- Directed by: Michael McNamara
- Written by: Alan Williams, based on his own plays
- Produced by: Michael McNarmara
- Starring: Alan Williams Deborah Drakeford Oliver Dennis
- Cinematography: Patrick Lobzun
- Edited by: Michael McNarmara
- Music by: Kurt Swinghammer
- Production company: Markham Street Films
- Release date: September 8, 1996 (TIFF);
- Running time: 95 minutes
- Country: Canada
- Language: English

= The Cockroach that Ate Cincinnati =

1996 film by Michael McNamara

The Cockroach that Ate Cincinnati is a Canadian film, released in 1996. Directed by Michael McNamara and starring Alan Williams, the film was an adaptation of Williams' Cockroach trilogy of one-man theatrical shows.

==Synopsis==
Based on a series of plays written by Alan Williams, an aging hippie and rock-fanatic-turned-stand-up-comic who calls himself ‘The Captain’ (Williams; convinces a couple of novice filmmakers, (Deborah Drakeford and Oliver Dennis), to help him record his "pure thoughts" - a filmic testament of his experiences and observations of the past three decades.

What follows are wildly complex, sardonic anecdotes with theories about rock ‘n’ roll, hero-worship, hallucinations, drugs, madness, paranoia, rebellion, nuclear dread, and the search for integrity in a world that's on the brink of cultural and physical destruction.

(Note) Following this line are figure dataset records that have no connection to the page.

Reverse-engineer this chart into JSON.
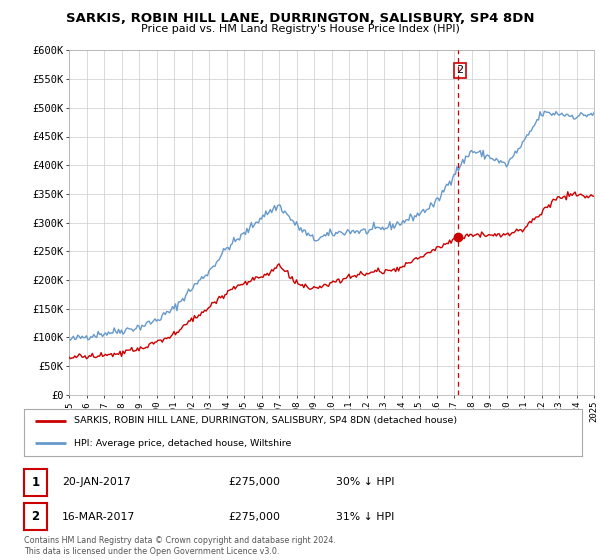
{
  "title": "SARKIS, ROBIN HILL LANE, DURRINGTON, SALISBURY, SP4 8DN",
  "subtitle": "Price paid vs. HM Land Registry's House Price Index (HPI)",
  "legend_label_red": "SARKIS, ROBIN HILL LANE, DURRINGTON, SALISBURY, SP4 8DN (detached house)",
  "legend_label_blue": "HPI: Average price, detached house, Wiltshire",
  "transaction1_num": "1",
  "transaction1_date": "20-JAN-2017",
  "transaction1_price": "£275,000",
  "transaction1_hpi": "30% ↓ HPI",
  "transaction2_num": "2",
  "transaction2_date": "16-MAR-2017",
  "transaction2_price": "£275,000",
  "transaction2_hpi": "31% ↓ HPI",
  "copyright": "Contains HM Land Registry data © Crown copyright and database right 2024.\nThis data is licensed under the Open Government Licence v3.0.",
  "xmin": 1995,
  "xmax": 2025,
  "ymin": 0,
  "ymax": 600000,
  "yticks": [
    0,
    50000,
    100000,
    150000,
    200000,
    250000,
    300000,
    350000,
    400000,
    450000,
    500000,
    550000,
    600000
  ],
  "ytick_labels": [
    "£0",
    "£50K",
    "£100K",
    "£150K",
    "£200K",
    "£250K",
    "£300K",
    "£350K",
    "£400K",
    "£450K",
    "£500K",
    "£550K",
    "£600K"
  ],
  "marker2_x": 2017.2,
  "marker2_y": 275000,
  "vline_x": 2017.2,
  "color_red": "#cc0000",
  "color_blue": "#6699cc",
  "color_vline": "#cc0000",
  "color_grid": "#cccccc",
  "color_bg": "#ffffff",
  "marker2_label": "2",
  "hpi_anchors_x": [
    1995,
    1996,
    1997,
    1998,
    1999,
    2000,
    2001,
    2002,
    2003,
    2004,
    2005,
    2006,
    2007,
    2008,
    2009,
    2010,
    2011,
    2012,
    2013,
    2014,
    2015,
    2016,
    2017,
    2018,
    2019,
    2020,
    2021,
    2022,
    2023,
    2024,
    2025
  ],
  "hpi_anchors_y": [
    95000,
    102000,
    107000,
    112000,
    118000,
    130000,
    150000,
    185000,
    215000,
    255000,
    280000,
    310000,
    330000,
    295000,
    270000,
    280000,
    285000,
    285000,
    290000,
    300000,
    315000,
    335000,
    385000,
    425000,
    415000,
    400000,
    440000,
    490000,
    490000,
    485000,
    490000
  ],
  "red_anchors_x": [
    1995,
    1996,
    1997,
    1998,
    1999,
    2000,
    2001,
    2002,
    2003,
    2004,
    2005,
    2006,
    2007,
    2008,
    2009,
    2010,
    2011,
    2012,
    2013,
    2014,
    2015,
    2016,
    2017.2,
    2018,
    2019,
    2020,
    2021,
    2022,
    2023,
    2024,
    2025
  ],
  "red_anchors_y": [
    65000,
    67000,
    68000,
    72000,
    80000,
    92000,
    105000,
    130000,
    152000,
    180000,
    195000,
    205000,
    225000,
    195000,
    182000,
    195000,
    205000,
    212000,
    215000,
    222000,
    238000,
    255000,
    275000,
    278000,
    280000,
    278000,
    290000,
    318000,
    345000,
    348000,
    345000
  ],
  "noise_seed": 42,
  "noise_hpi": 3500,
  "noise_red": 2500
}
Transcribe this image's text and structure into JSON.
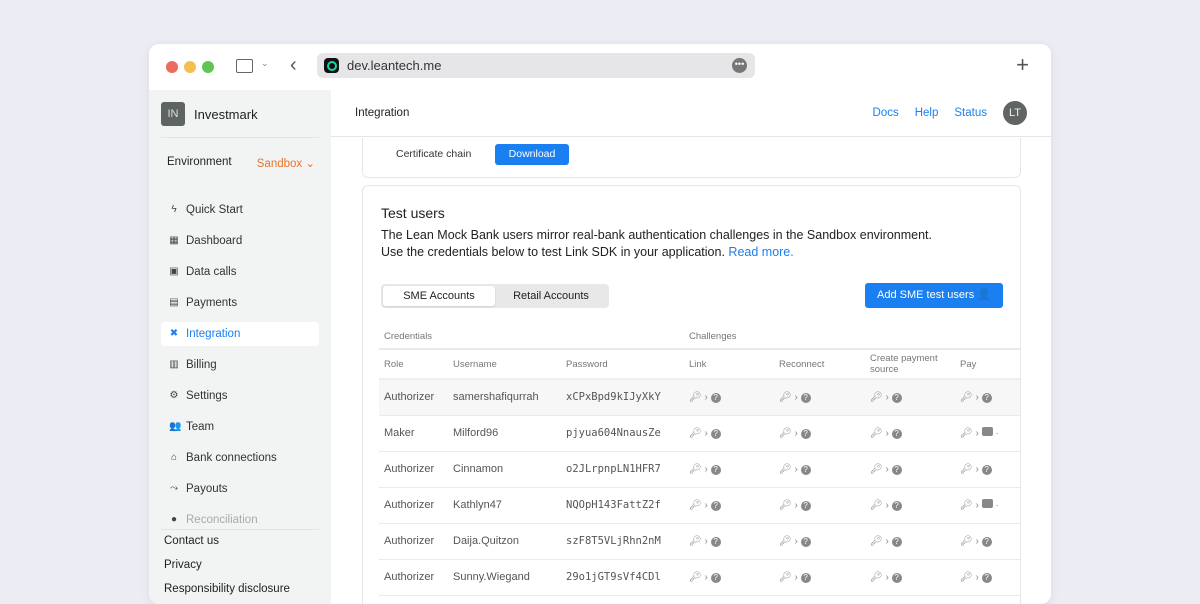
{
  "browser": {
    "url": "dev.leantech.me"
  },
  "sidebar": {
    "org_initials": "IN",
    "org_name": "Investmark",
    "env_label": "Environment",
    "env_value": "Sandbox",
    "items": [
      {
        "label": "Quick Start",
        "icon": "bolt-icon"
      },
      {
        "label": "Dashboard",
        "icon": "dashboard-icon"
      },
      {
        "label": "Data calls",
        "icon": "terminal-icon"
      },
      {
        "label": "Payments",
        "icon": "money-icon"
      },
      {
        "label": "Integration",
        "icon": "tools-icon",
        "active": true
      },
      {
        "label": "Billing",
        "icon": "receipt-icon"
      },
      {
        "label": "Settings",
        "icon": "gear-icon"
      },
      {
        "label": "Team",
        "icon": "team-icon"
      },
      {
        "label": "Bank connections",
        "icon": "bank-icon"
      },
      {
        "label": "Payouts",
        "icon": "payouts-icon"
      },
      {
        "label": "Reconciliation",
        "icon": "check-circle-icon"
      }
    ],
    "footer": [
      "Contact us",
      "Privacy",
      "Responsibility disclosure"
    ]
  },
  "header": {
    "title": "Integration",
    "links": [
      "Docs",
      "Help",
      "Status"
    ],
    "avatar": "LT"
  },
  "cert": {
    "label": "Certificate chain",
    "button": "Download"
  },
  "test_users": {
    "title": "Test users",
    "desc1": "The Lean Mock Bank users mirror real-bank authentication challenges in the Sandbox environment.",
    "desc2": "Use the credentials below to test Link SDK in your application.",
    "read_more": "Read more.",
    "tabs": [
      "SME Accounts",
      "Retail Accounts"
    ],
    "add_button": "Add SME test users",
    "group_headers": [
      "Credentials",
      "Challenges"
    ],
    "columns": [
      "Role",
      "Username",
      "Password",
      "Link",
      "Reconnect",
      "Create payment source",
      "Pay"
    ],
    "rows": [
      {
        "role": "Authorizer",
        "username": "samershafiqurrah",
        "password": "xCPxBpd9kIJyXkY",
        "pay": "question"
      },
      {
        "role": "Maker",
        "username": "Milford96",
        "password": "pjyua604NnausZe",
        "pay": "message"
      },
      {
        "role": "Authorizer",
        "username": "Cinnamon",
        "password": "o2JLrpnpLN1HFR7",
        "pay": "question"
      },
      {
        "role": "Authorizer",
        "username": "Kathlyn47",
        "password": "NQOpH143FattZ2f",
        "pay": "message"
      },
      {
        "role": "Authorizer",
        "username": "Daija.Quitzon",
        "password": "szF8T5VLjRhn2nM",
        "pay": "question"
      },
      {
        "role": "Authorizer",
        "username": "Sunny.Wiegand",
        "password": "29o1jGT9sVf4CDl",
        "pay": "question"
      }
    ]
  },
  "colors": {
    "accent": "#1a7ff0",
    "sandbox": "#e8742c"
  }
}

The title references the 1973 novelty song "The Cockroach That Ate Cincinnati", by Rose and the Arrangement (a.k.a. Possum).

==Cast==
- Alan Williams as The Captain
- Deborah Drakeford as Novice filmmaker
- Oliver Dennis as Novice filmmaker
- Diane Niac
- Peter Steponaitis
- Danielle Pedard
- Michael Olesen

==Reception==
The film garnered Williams a Genie Award nomination for Best Actor at the 18th Genie Awards.